HAVE YOU KEPT YOUR COMMITMENTS?
On January 1st, I signed a ‘No New Year’s Resolution’ commitment. The document was a creation of trainer, nutrition expert, and author Autumn Calabrese and I was delighted to come across it and pen my name to it. The key words that did it for me in this declaration were: “I commit to having a realistic, positive mindset that will allow me to make lasting changes in my life, health and wellness, while still enjoying my life.”
The thing is this: I’ve never believed in New Year’s Resolutions. The resolutions that people spit out always seemed to be clichés– words, thoughts, ideas that were proclaimed by well-intentioned individuals as one year ended and another began. Resolutions like: Join a gym; get my finances right; finally work on starting that project; be a better person or family member; keep my room organized, etc. might be some of the more common.
These ‘cliché’ resolutions have not only become a ritualistic part of the end-of -year festivities but a pressured expectation. And for me, it’s a question that is often met with cricket-silence whenever I’d respond: “I don’t make New Year’s Resolutions– I don’t believe in them.”
But why do we regurgitate cliché resolutions? Perhaps it’s a result of a lifetime of brainwashing by the marketing world in hopes to sell us whatever they’ve got to bring us closer to our goals. Resolutions then become what we are told that we need to make right in the New Year but what they tend to become are shallow, empty promises that even we don’t take seriously.
And furthermore, there is an underlying issue at hand when it comes to these resolutions. As we reflect upon the year that has ended, whatever new goals we tell ourselves that we should be committing to all too often seem to be completely wrapped up and presented in guilt. Either the guilt that we had way too much fun during the year that has just ended or the guilt that we just didn’t have enough fun seems to be present within each one of our new promises. I hardly think that I’d need to be a psychologist to conclude that promises made under the blanket of any negative emotion just doesn’t work.
I would like to assure you, I do believe that committing oneself to a resolution is absolutely doable, however, one must do exactly that: commit. Just the other day, my sister Cathy and I organically stumbled onto the topic of New Year’s resolutions. She had no idea I was in the middle of preparing this blog post when she confessed that her daily (and very consistent) fitness commitment to herself had come from a ‘cliché’ New Year’s Resolution she made years ago.
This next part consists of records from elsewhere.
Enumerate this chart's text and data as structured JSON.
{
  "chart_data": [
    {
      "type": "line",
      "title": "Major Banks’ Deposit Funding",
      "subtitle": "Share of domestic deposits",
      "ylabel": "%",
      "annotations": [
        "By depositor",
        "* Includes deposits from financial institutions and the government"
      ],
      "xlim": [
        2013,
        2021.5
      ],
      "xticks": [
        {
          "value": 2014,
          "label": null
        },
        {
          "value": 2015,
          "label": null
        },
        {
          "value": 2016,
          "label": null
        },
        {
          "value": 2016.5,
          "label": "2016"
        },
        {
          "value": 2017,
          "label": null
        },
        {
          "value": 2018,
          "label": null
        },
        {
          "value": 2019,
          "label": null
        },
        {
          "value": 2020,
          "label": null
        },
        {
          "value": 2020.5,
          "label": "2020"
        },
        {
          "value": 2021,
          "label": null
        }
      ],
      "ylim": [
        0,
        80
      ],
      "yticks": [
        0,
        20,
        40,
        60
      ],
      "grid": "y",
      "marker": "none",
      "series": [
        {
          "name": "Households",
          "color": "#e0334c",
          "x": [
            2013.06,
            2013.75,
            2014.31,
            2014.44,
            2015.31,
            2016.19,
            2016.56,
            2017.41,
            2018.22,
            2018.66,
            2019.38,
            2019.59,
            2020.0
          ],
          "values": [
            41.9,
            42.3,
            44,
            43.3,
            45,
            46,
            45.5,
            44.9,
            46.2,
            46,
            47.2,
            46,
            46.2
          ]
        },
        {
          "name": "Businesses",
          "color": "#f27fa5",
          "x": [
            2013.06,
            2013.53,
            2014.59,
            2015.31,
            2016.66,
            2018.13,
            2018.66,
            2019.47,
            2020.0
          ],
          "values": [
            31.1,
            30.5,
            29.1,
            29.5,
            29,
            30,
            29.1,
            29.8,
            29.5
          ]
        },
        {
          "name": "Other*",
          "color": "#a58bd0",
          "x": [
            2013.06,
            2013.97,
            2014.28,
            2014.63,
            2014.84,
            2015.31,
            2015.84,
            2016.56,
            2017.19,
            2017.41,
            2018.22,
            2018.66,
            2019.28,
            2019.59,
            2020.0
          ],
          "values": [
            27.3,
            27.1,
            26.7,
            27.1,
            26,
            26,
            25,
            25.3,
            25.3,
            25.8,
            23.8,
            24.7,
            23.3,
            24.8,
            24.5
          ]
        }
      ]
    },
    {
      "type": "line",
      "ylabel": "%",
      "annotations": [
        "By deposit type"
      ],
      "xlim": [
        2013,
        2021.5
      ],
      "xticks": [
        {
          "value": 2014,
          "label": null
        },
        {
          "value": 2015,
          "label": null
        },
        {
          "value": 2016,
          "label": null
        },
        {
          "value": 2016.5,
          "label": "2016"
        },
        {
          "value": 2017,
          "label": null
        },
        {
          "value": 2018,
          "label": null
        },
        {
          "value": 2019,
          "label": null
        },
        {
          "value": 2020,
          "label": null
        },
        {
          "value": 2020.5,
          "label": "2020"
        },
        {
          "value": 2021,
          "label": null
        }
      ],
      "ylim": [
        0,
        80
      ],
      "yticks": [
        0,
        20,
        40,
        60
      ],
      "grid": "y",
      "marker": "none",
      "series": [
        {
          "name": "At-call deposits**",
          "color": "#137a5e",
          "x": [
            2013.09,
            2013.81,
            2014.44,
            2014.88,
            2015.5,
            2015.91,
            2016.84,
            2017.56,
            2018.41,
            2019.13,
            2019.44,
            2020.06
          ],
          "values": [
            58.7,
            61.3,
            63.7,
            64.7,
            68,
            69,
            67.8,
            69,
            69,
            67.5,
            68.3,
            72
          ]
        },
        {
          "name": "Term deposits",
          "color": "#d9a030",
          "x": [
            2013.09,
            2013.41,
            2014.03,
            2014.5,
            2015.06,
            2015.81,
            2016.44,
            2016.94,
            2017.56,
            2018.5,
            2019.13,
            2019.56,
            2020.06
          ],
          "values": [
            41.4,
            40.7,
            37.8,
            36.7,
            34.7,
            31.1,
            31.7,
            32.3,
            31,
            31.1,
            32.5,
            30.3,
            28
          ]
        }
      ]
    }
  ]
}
On that first day of that particular year, sis resolved that she would no longer be inconsistent with her fitness regimen and would dedicate at least 30 minutes a day for the following 365. She chuckled as she added: “That might have been the only New Year’s Resolution I ever made- I don’t even believe in them!”
In the end, I know that it’s just an inherent and genuine desire to do better – it’s a natural part of being human. And it’s why I feel we shouldn’t limit ourselves to just the new year… we should truly be making monthly, weekly or even daily resolutions. We should look at it as taking baby steps towards a bigger part of whoever it is that we are and who we’d like to become. So as we close the first month of this New Year, I ask you to take it one day at a time and simply consider this: “commit to having a realistic, positive mindset that will allow you to make lasting changes in your life, health and wellness, while still enjoying your life.”